Avec notre correspondante à Washington,Anne-Marie Capomaccio
La police de Ferguson n'a pas envenimé les choses aprèsles blessures par balle des deux policiers et reconnaît que les coups de feu ont vraisemblablement été tirés par des personnes isolées, hors de la manifestation. De leur côté, ni la famille de Michael Brown, ni les leaders de la colère contre les violences policières n'endossent ces actes, mais les attribuent à une frustration accumulée après des années d'injustice.
Le ministre Eric Holder est à l'initiative du rapport fédéral sur les abus policiers envers la communauté noire de Ferguson. Il espère que ses efforts ne seront pas minés par des provocations de ce genre : « Je condamne sans équivoque ces attaques répugnantes. Ces actes lâches et dégoutants ont sans doute été perpétrés pour miner les progrès réalisés, et j'espère que cela ne sera pas le cas. »
Une ville devenue symbole
Si la tension ne baisse pas à Ferguson, c’est sans doute parce que tout ce qui est dans le rapport fédéral sur les violences policières et sur le racisme systématique est dénoncé par les manifestants depuis des mois. Or, personne ne les croyait. Il a fallu la mort de Michael Brown, tué par un policier blanc en août, des émeutes raciales et des violences pour que le ministère de la Justice déclenche cette enquête. Et l’enquête, en réalité, ne fait que reconnaître ce que l’on entend à Ferguson dans les manifestations : la dénonciation d’un système qui ciblait la communauté noire dans tous les domaines, un racisme systématique, quotidien et impuni. Aujourd’hui ces faits sont exposés au grand jour et les manifestants demandent des têtes. Le juge, le directeur des services municipaux, le chef de la police sont partis et c’est désormais la police de l’Etat qui va prendre en charge le maintien de l’ordre, mais le maire par exemple n’a pas l’intention de démissionner.
Ferguson n’est pas la seule ville des Etats-Unis où une enquête fédérale sur les pratiques policières a été lancée. Mais c’est le symbole, le laboratoire de la protestation, et personne ne saura pourquoi la mort de Michael Brown plus qu’un autre décès a provoqué cette vague. Car d’après une association de lutte contre les violences policières, depuis que Michael Brown a été tué par le policier Darren Wilson, plus de 350 incidents de ce genre ont eu lieu.

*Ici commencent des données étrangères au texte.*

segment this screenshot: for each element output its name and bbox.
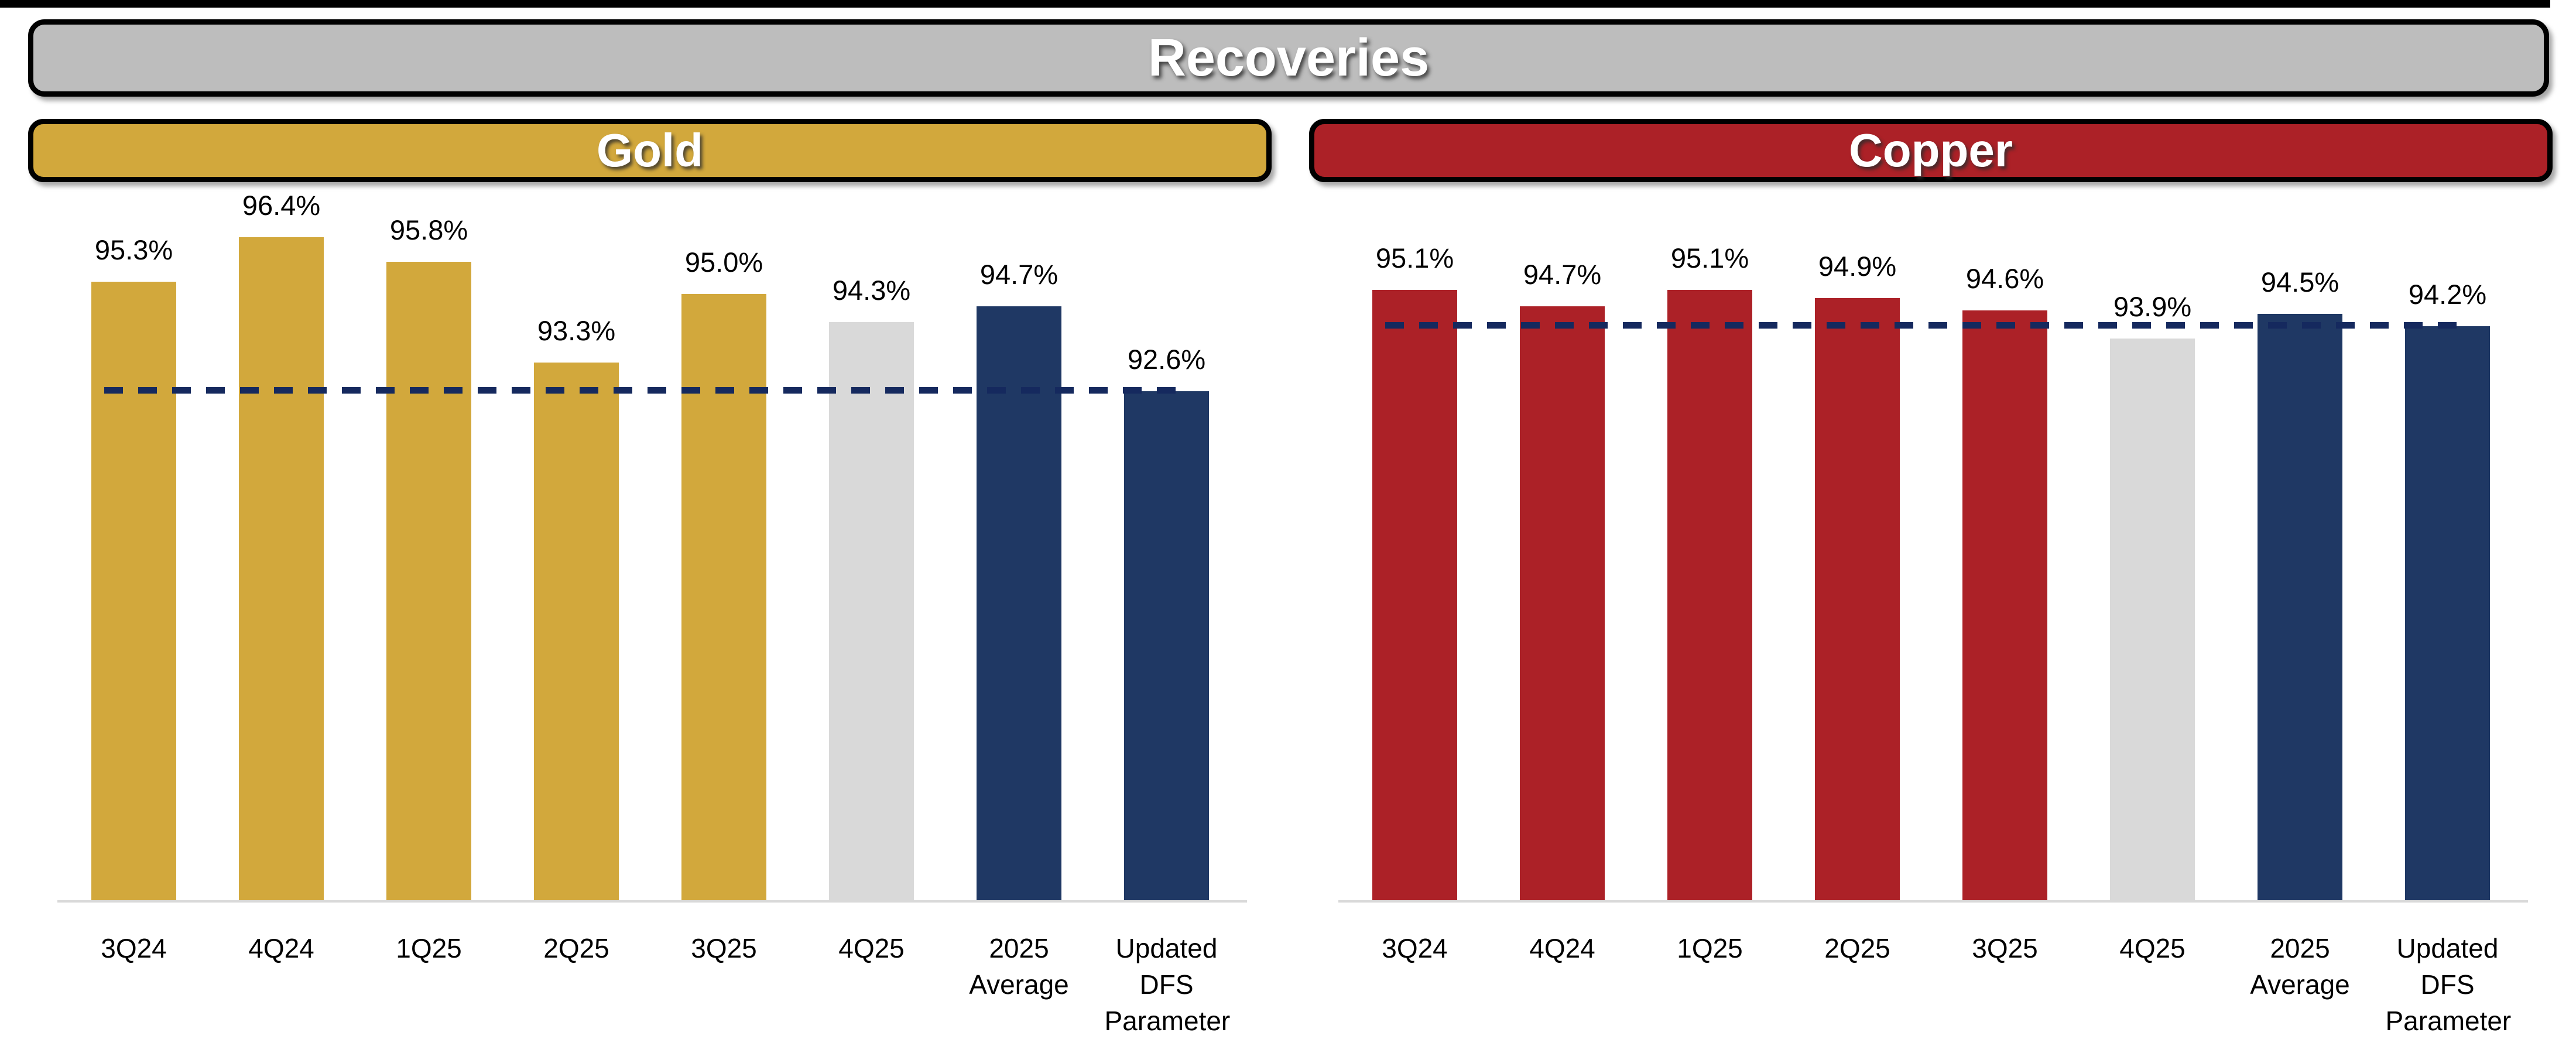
x-axis-label: 2Q25 xyxy=(1824,933,1890,963)
bar-value-label: 94.7% xyxy=(1523,259,1602,290)
x-axis-label: 1Q25 xyxy=(396,933,462,963)
bar-value-label: 94.6% xyxy=(1965,263,2044,294)
bar-value-label: 96.4% xyxy=(242,190,321,221)
bar xyxy=(1815,298,1900,900)
gold-bar-chart: 95.3% 3Q24 96.4% 4Q24 95.8% 1Q25 93.3% 2Q25 95.0… xyxy=(28,187,1272,1037)
bar xyxy=(2258,314,2342,900)
bar-value-label: 94.3% xyxy=(832,275,911,306)
bar xyxy=(1962,310,2047,900)
x-axis-label: 3Q24 xyxy=(101,933,167,963)
bar xyxy=(2405,326,2490,900)
bar xyxy=(829,322,914,900)
x-axis-label: 4Q24 xyxy=(1529,933,1595,963)
bar-value-label: 95.0% xyxy=(684,247,763,278)
x-axis-label: 3Q24 xyxy=(1382,933,1448,963)
bar-value-label: 94.2% xyxy=(2408,279,2487,310)
copper-bar-chart: 95.1% 3Q24 94.7% 4Q24 95.1% 1Q25 94.9% 2Q25 94.6… xyxy=(1309,187,2553,1037)
bar xyxy=(681,294,766,900)
x-axis-label: Updated DFS Parameter xyxy=(1104,933,1231,1037)
bar xyxy=(1667,290,1752,900)
bar xyxy=(977,306,1061,900)
x-axis-label: Updated DFS Parameter xyxy=(2385,933,2512,1037)
bar xyxy=(2110,339,2195,900)
x-axis-label: 2025 Average xyxy=(2250,933,2350,1000)
gold-section-header: Gold xyxy=(28,119,1272,182)
bar-value-label: 93.3% xyxy=(537,315,616,346)
x-axis-label: 4Q25 xyxy=(838,933,905,963)
x-axis-line xyxy=(57,900,1247,903)
chart-title-banner: Recoveries xyxy=(28,19,2549,97)
bar xyxy=(1124,391,1209,900)
bar-value-label: 94.5% xyxy=(2260,266,2339,298)
bar-value-label: 95.8% xyxy=(389,214,468,245)
x-axis-label: 4Q25 xyxy=(2119,933,2186,963)
bar xyxy=(1520,306,1605,900)
bar-value-label: 95.3% xyxy=(94,234,173,265)
bar xyxy=(386,262,471,900)
bar xyxy=(91,282,176,900)
bar-value-label: 92.6% xyxy=(1127,344,1206,375)
x-axis-label: 1Q25 xyxy=(1677,933,1743,963)
bar-value-label: 94.9% xyxy=(1818,251,1897,282)
gold-section-title: Gold xyxy=(596,124,704,176)
x-axis-label: 4Q24 xyxy=(248,933,314,963)
bar xyxy=(1372,290,1457,900)
copper-section-header: Copper xyxy=(1309,119,2553,182)
x-axis-label: 3Q25 xyxy=(691,933,757,963)
x-axis-label: 2Q25 xyxy=(543,933,609,963)
bar-value-label: 94.7% xyxy=(979,259,1059,290)
bar-value-label: 95.1% xyxy=(1375,242,1454,274)
bar-value-label: 93.9% xyxy=(2113,291,2192,322)
x-axis-label: 3Q25 xyxy=(1972,933,2038,963)
bar xyxy=(239,237,324,900)
x-axis-label: 2025 Average xyxy=(969,933,1069,1000)
x-axis-line xyxy=(1338,900,2528,903)
reference-line xyxy=(104,387,1177,394)
bar xyxy=(534,363,619,900)
top-border-strip xyxy=(0,0,2550,8)
bar-value-label: 95.1% xyxy=(1670,242,1749,274)
copper-section-title: Copper xyxy=(1849,124,2013,176)
reference-line xyxy=(1385,322,2458,329)
page-title: Recoveries xyxy=(1147,28,1430,87)
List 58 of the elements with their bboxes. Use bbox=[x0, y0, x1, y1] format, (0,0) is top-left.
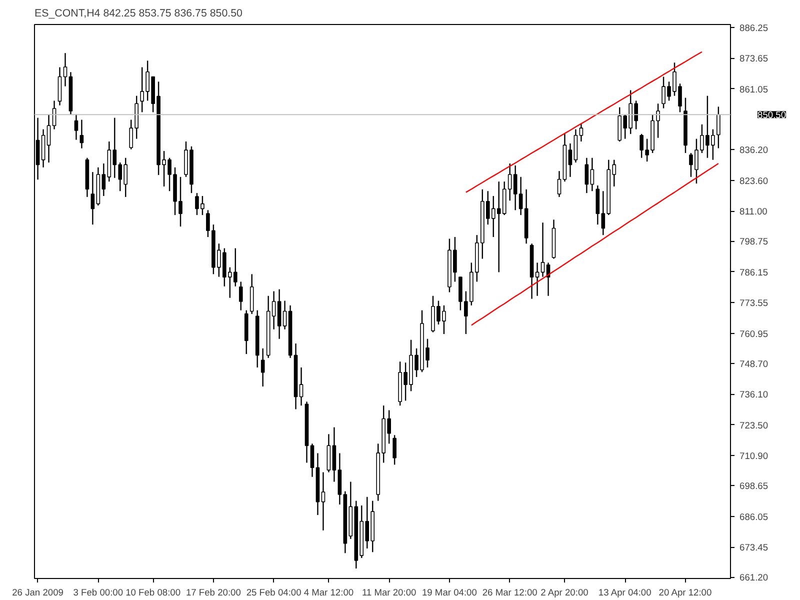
y-tick-label: 760.95 bbox=[740, 328, 768, 339]
y-tick-label: 673.45 bbox=[740, 542, 768, 553]
candlestick bbox=[579, 122, 584, 142]
candlestick bbox=[535, 262, 540, 296]
candlestick bbox=[260, 348, 265, 388]
candlestick bbox=[310, 443, 314, 478]
candlestick bbox=[464, 290, 468, 335]
chart-title: ES_CONT,H4 842.25 853.75 836.75 850.50 bbox=[34, 8, 243, 20]
candlestick bbox=[272, 290, 276, 330]
x-tick-label: 26 Jan 2009 bbox=[12, 588, 64, 598]
y-tick-label: 861.05 bbox=[740, 84, 768, 94]
y-tick-label: 786.15 bbox=[740, 267, 768, 278]
y-tick-label: 748.70 bbox=[740, 358, 768, 369]
candlestick bbox=[392, 434, 396, 466]
ref-line-label: 850.50 bbox=[758, 110, 786, 120]
candlestick bbox=[129, 119, 134, 150]
candlestick bbox=[590, 157, 594, 192]
candlestick bbox=[238, 281, 243, 311]
x-tick-label: 26 Mar 12:00 bbox=[482, 588, 538, 598]
candlestick bbox=[282, 300, 287, 330]
x-tick-label: 3 Feb 00:00 bbox=[73, 588, 124, 598]
y-tick-label: 836.20 bbox=[740, 145, 768, 156]
x-tick-label: 13 Apr 04:00 bbox=[598, 588, 652, 598]
y-tick-label: 811.00 bbox=[740, 206, 768, 217]
candlestick bbox=[46, 114, 51, 164]
x-tick-label: 4 Mar 12:00 bbox=[304, 588, 354, 598]
x-tick-label: 20 Apr 12:00 bbox=[658, 588, 712, 598]
y-tick-label: 798.75 bbox=[740, 236, 768, 247]
y-tick-label: 736.10 bbox=[740, 390, 768, 400]
candlestick bbox=[74, 114, 78, 140]
candlestick bbox=[568, 142, 572, 178]
candlestick bbox=[584, 157, 589, 194]
y-tick-label: 710.90 bbox=[740, 451, 768, 462]
y-tick-label: 661.20 bbox=[740, 572, 768, 583]
y-tick-label: 886.25 bbox=[740, 22, 768, 33]
line-series bbox=[470, 162, 720, 326]
y-tick-label: 723.50 bbox=[740, 420, 768, 430]
candlestick bbox=[518, 176, 523, 216]
candlestick bbox=[540, 222, 545, 278]
candlestick bbox=[321, 472, 326, 531]
y-tick-label: 773.55 bbox=[740, 298, 768, 308]
x-tick-label: 19 Mar 04:00 bbox=[422, 588, 477, 598]
candlestick bbox=[557, 170, 562, 198]
candlestick bbox=[63, 52, 68, 87]
y-tick-label: 823.60 bbox=[740, 176, 768, 186]
x-tick-label: 11 Mar 20:00 bbox=[362, 588, 416, 598]
x-tick-label: 10 Feb 08:00 bbox=[126, 588, 181, 598]
y-tick-label: 698.65 bbox=[740, 481, 768, 492]
candlestick bbox=[716, 106, 720, 149]
x-tick-label: 25 Feb 04:00 bbox=[246, 588, 302, 598]
line-series bbox=[465, 51, 703, 193]
candlestick bbox=[80, 119, 84, 149]
x-tick-label: 17 Feb 20:00 bbox=[186, 588, 241, 598]
y-tick-label: 686.05 bbox=[740, 512, 768, 522]
candlestick bbox=[299, 366, 304, 406]
x-tick-label: 2 Apr 20:00 bbox=[540, 588, 588, 598]
candlestick bbox=[90, 171, 95, 226]
y-tick-label: 873.65 bbox=[740, 54, 768, 64]
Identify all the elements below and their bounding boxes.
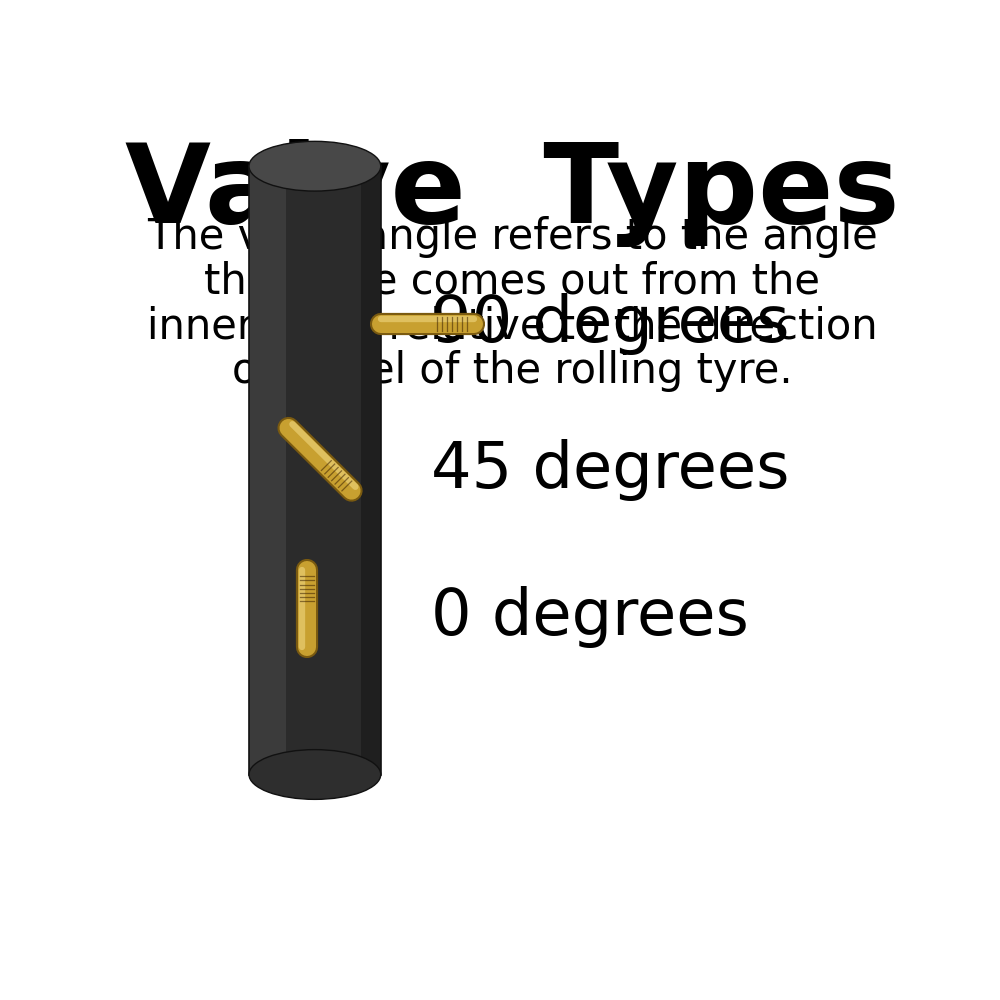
Bar [249, 166, 381, 774]
Bar [361, 166, 381, 774]
Bar [249, 166, 286, 774]
Text: 45 degrees: 45 degrees [431, 439, 790, 501]
Ellipse shape [249, 141, 381, 191]
Text: Valve  Types: Valve Types [125, 139, 900, 247]
Text: 0 degrees: 0 degrees [431, 586, 749, 648]
Text: 90 degrees: 90 degrees [431, 293, 790, 355]
Text: of travel of the rolling tyre.: of travel of the rolling tyre. [232, 350, 793, 392]
Text: the valve comes out from the: the valve comes out from the [205, 261, 820, 303]
Text: The valve angle refers to the angle: The valve angle refers to the angle [147, 216, 878, 258]
Ellipse shape [249, 750, 381, 799]
Text: inner tube, relative to the direction: inner tube, relative to the direction [147, 306, 878, 348]
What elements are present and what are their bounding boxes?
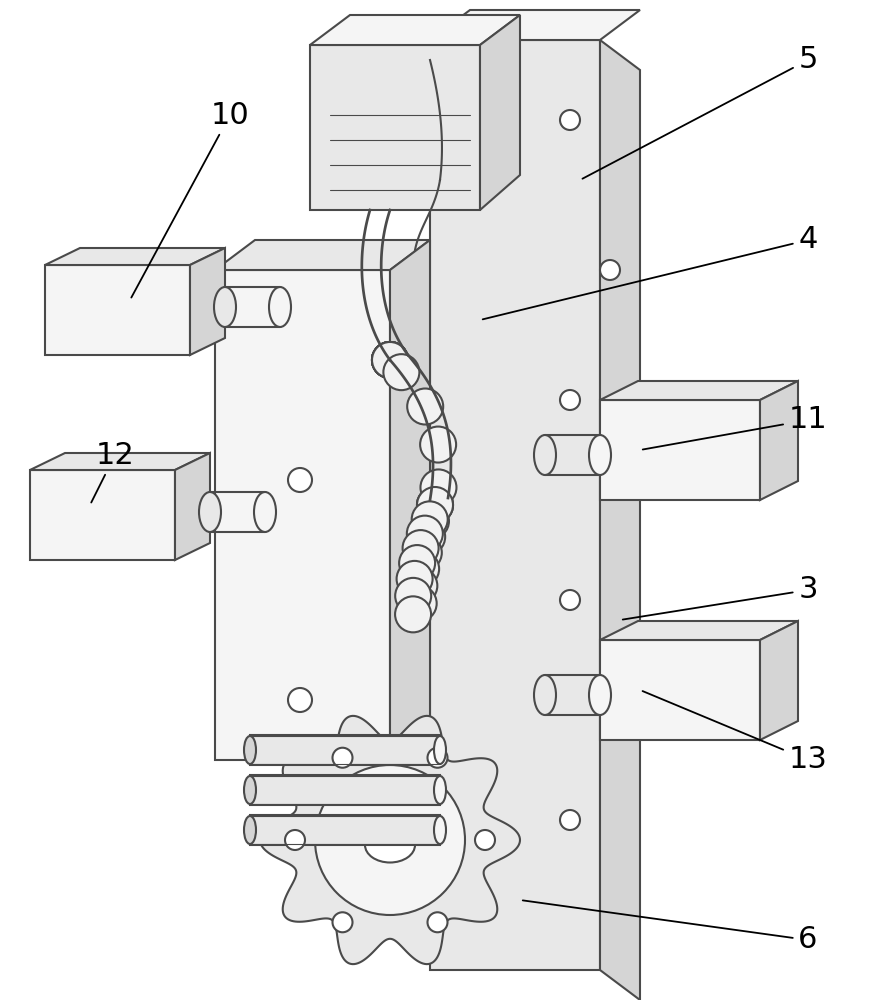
Text: 10: 10 <box>131 101 250 298</box>
Polygon shape <box>310 45 480 210</box>
Circle shape <box>372 342 408 378</box>
Circle shape <box>560 390 580 410</box>
Circle shape <box>560 110 580 130</box>
Circle shape <box>399 545 435 581</box>
Circle shape <box>412 501 448 537</box>
Circle shape <box>372 342 408 378</box>
Text: 6: 6 <box>523 900 817 954</box>
Polygon shape <box>390 240 430 760</box>
Circle shape <box>400 585 436 621</box>
Circle shape <box>395 578 431 614</box>
Polygon shape <box>600 640 760 740</box>
Polygon shape <box>600 621 798 640</box>
Polygon shape <box>45 265 190 355</box>
Polygon shape <box>250 815 440 845</box>
Circle shape <box>417 487 453 523</box>
Circle shape <box>600 260 620 280</box>
Ellipse shape <box>589 435 611 475</box>
Polygon shape <box>250 775 440 805</box>
Circle shape <box>600 690 620 710</box>
Polygon shape <box>600 40 640 1000</box>
Circle shape <box>288 468 312 492</box>
Ellipse shape <box>434 736 446 764</box>
Circle shape <box>417 487 453 523</box>
Polygon shape <box>30 453 210 470</box>
Circle shape <box>413 503 449 539</box>
Text: 3: 3 <box>623 576 818 620</box>
Polygon shape <box>480 15 520 210</box>
Circle shape <box>560 810 580 830</box>
Circle shape <box>417 487 453 523</box>
Polygon shape <box>175 453 210 560</box>
Circle shape <box>403 551 439 587</box>
Ellipse shape <box>244 776 256 804</box>
Text: 5: 5 <box>583 45 817 179</box>
Circle shape <box>406 516 443 552</box>
Circle shape <box>560 590 580 610</box>
Polygon shape <box>260 716 520 964</box>
Ellipse shape <box>269 287 291 327</box>
Circle shape <box>420 469 456 505</box>
Circle shape <box>315 765 465 915</box>
Polygon shape <box>215 270 390 760</box>
Polygon shape <box>45 248 225 265</box>
Ellipse shape <box>434 816 446 844</box>
Ellipse shape <box>365 828 415 862</box>
Ellipse shape <box>244 816 256 844</box>
Ellipse shape <box>434 776 446 804</box>
Circle shape <box>409 519 445 555</box>
Ellipse shape <box>534 435 556 475</box>
Ellipse shape <box>534 675 556 715</box>
Polygon shape <box>250 735 440 765</box>
Circle shape <box>285 830 305 850</box>
Polygon shape <box>430 40 600 970</box>
Polygon shape <box>310 15 520 45</box>
Circle shape <box>401 568 437 604</box>
Circle shape <box>372 342 408 378</box>
Text: 13: 13 <box>643 691 828 774</box>
Circle shape <box>427 912 448 932</box>
Circle shape <box>372 342 408 378</box>
Polygon shape <box>760 381 798 500</box>
Circle shape <box>395 596 431 632</box>
Circle shape <box>372 342 408 378</box>
Ellipse shape <box>214 287 236 327</box>
Polygon shape <box>430 10 640 40</box>
Circle shape <box>333 912 352 932</box>
Circle shape <box>420 427 456 463</box>
Ellipse shape <box>199 492 221 532</box>
Text: 4: 4 <box>483 226 817 319</box>
Polygon shape <box>30 470 175 560</box>
Polygon shape <box>215 240 430 270</box>
Circle shape <box>403 530 439 566</box>
Ellipse shape <box>254 492 276 532</box>
Polygon shape <box>190 248 225 355</box>
Circle shape <box>406 535 442 571</box>
Circle shape <box>427 748 448 768</box>
Text: 12: 12 <box>91 440 134 503</box>
Polygon shape <box>600 381 798 400</box>
Circle shape <box>372 342 408 378</box>
Polygon shape <box>600 400 760 500</box>
Text: 11: 11 <box>643 406 827 450</box>
Circle shape <box>372 342 408 378</box>
Circle shape <box>288 688 312 712</box>
Ellipse shape <box>244 736 256 764</box>
Circle shape <box>333 748 352 768</box>
Ellipse shape <box>589 675 611 715</box>
Circle shape <box>475 830 495 850</box>
Circle shape <box>397 561 433 597</box>
Circle shape <box>407 389 443 425</box>
Circle shape <box>384 354 420 390</box>
Polygon shape <box>760 621 798 740</box>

Plusieurs enquêtes fédérales sont d’ailleurs en cours sur les pratiques de la police américaine, comme dans l’Ohio par exemple. A Cleveland, un enfant noir de 12 ans avait été tué par un policier blanc alors qu’il avait un pistolet en plastique à la main dans une aire de jeu. Le rapport fédéral, comme pour Ferguson, est accablant. Mais c’est à Ferguson que la mobilisation tient sur la durée et cette petite ville du Missouri est donc un peu le symbole de « la nouvelle lutte pour les droits civiques ». Et tout le pays observe la situation dans le Missouri, espérant que ce sera le début d'un changement de fond qui aboutira à la fin de ces « pratiques discriminatoires » dénoncées par l'enquête fédérale.